We Were Women, We Were Already Receding
You are someone with a penchant for dark
beers and pasts, walk-in closets and porch-step
smokes, who liked to ride it out to the depths
of the middle of Lake Hopatcong, spark
the flint of your lighter, take longing drags
and talk about hipster coffee and sex
with whipped cream designs—and sometimes, your next
lover—and dive in to put out the fag,
swim to the deck to peel off your cotton
boxers and wring them in your fighter’s fist.
It’s too cold in the fall on the water
we fall in, too naked for falling in
naked and docking unanchored like this.
I remember. You’d kiss me and shiver.
Copyright © 2020 by Billie R. Tadros. Originally published in Poem-a-Day on January 2, 2020, by the Academy of American Poets.

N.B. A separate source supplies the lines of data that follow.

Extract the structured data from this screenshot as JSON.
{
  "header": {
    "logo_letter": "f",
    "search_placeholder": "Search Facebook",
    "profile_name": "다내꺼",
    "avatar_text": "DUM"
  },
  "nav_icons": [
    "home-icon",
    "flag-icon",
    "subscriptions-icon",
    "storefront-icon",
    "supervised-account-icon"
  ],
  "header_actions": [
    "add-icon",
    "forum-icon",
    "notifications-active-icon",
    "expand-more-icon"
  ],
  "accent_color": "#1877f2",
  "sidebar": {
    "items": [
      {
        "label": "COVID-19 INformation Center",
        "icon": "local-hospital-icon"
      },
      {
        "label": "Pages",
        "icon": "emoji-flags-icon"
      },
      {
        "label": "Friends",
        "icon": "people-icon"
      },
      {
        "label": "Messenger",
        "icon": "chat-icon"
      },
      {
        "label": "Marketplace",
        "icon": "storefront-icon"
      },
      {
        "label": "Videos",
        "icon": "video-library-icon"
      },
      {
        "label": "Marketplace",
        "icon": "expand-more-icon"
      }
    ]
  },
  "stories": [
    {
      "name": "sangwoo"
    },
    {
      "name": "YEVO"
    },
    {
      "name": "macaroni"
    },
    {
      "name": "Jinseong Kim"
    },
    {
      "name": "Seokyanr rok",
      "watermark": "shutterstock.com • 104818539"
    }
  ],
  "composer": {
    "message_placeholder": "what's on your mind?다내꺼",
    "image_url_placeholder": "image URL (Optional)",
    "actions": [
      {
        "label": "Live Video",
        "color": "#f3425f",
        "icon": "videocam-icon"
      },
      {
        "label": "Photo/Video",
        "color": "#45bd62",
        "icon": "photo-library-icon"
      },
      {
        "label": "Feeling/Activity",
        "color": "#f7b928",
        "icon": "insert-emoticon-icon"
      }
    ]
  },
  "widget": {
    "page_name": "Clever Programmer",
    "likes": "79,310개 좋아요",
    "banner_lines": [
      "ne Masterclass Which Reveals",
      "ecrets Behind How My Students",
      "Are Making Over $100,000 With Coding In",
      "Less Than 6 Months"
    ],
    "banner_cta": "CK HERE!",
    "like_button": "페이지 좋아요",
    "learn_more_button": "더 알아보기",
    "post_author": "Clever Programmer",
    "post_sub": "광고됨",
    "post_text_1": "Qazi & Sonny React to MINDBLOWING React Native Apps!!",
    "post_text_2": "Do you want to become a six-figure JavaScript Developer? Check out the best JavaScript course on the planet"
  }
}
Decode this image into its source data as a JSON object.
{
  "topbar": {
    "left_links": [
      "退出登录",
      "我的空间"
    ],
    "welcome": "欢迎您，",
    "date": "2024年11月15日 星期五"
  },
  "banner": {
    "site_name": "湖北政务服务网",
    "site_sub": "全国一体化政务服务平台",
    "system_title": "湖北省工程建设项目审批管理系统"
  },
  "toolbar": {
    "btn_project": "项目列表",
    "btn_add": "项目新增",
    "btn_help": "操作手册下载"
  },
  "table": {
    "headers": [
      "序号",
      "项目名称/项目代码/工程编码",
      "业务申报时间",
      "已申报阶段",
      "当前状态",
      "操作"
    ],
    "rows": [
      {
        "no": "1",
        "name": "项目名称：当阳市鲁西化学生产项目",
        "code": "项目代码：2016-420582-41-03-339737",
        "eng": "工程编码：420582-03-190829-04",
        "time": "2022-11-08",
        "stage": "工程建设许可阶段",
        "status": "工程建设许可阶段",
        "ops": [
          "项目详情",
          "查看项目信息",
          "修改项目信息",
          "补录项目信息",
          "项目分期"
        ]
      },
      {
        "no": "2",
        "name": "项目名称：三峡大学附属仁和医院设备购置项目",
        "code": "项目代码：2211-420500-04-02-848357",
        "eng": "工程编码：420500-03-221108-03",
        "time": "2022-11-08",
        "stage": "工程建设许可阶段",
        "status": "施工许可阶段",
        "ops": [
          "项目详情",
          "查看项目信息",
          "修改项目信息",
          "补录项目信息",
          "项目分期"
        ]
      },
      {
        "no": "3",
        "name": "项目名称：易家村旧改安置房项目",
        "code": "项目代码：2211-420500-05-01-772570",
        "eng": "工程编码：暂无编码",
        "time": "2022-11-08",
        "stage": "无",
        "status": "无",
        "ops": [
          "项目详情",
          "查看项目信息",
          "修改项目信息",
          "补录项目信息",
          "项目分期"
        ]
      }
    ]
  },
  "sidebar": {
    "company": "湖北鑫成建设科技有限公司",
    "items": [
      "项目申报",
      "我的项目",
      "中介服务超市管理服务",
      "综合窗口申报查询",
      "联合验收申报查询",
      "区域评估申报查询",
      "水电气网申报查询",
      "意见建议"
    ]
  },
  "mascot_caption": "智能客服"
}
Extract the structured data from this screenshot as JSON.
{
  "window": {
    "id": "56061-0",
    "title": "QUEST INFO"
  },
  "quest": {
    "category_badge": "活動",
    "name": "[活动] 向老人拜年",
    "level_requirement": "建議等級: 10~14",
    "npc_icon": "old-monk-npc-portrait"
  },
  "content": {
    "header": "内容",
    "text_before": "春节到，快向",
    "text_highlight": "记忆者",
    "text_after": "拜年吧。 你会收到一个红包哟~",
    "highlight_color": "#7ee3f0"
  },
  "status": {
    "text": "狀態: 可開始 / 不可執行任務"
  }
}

“I wrote the first draft of this poem in 2011, as part of what began as a series of dive bar sonnets about ex-lovers. As the poem evolved in revision, the bar disappeared altogether (‘dark/beers and pasts’ represent the remnants), and instead of being ‘about’ this one woman I had loved, the poem became a reflection on what it meant for me at this time in my life to be a queer woman. I was seeking the language and the form to articulate both the transience of this electric passion I had felt—really, for the first time—and the transience of the limited and stagnant understandings I had of gender and sexuality before meeting the woman who inspired her mythology in this poem. I think the constraints of the decasyllabic line and the seven rhyme sounds of the sonnet challenged me both to maximize the potential of the language we use culturally to talk about gender and sexuality, and also to recognize—and resist—the limitations of that language.”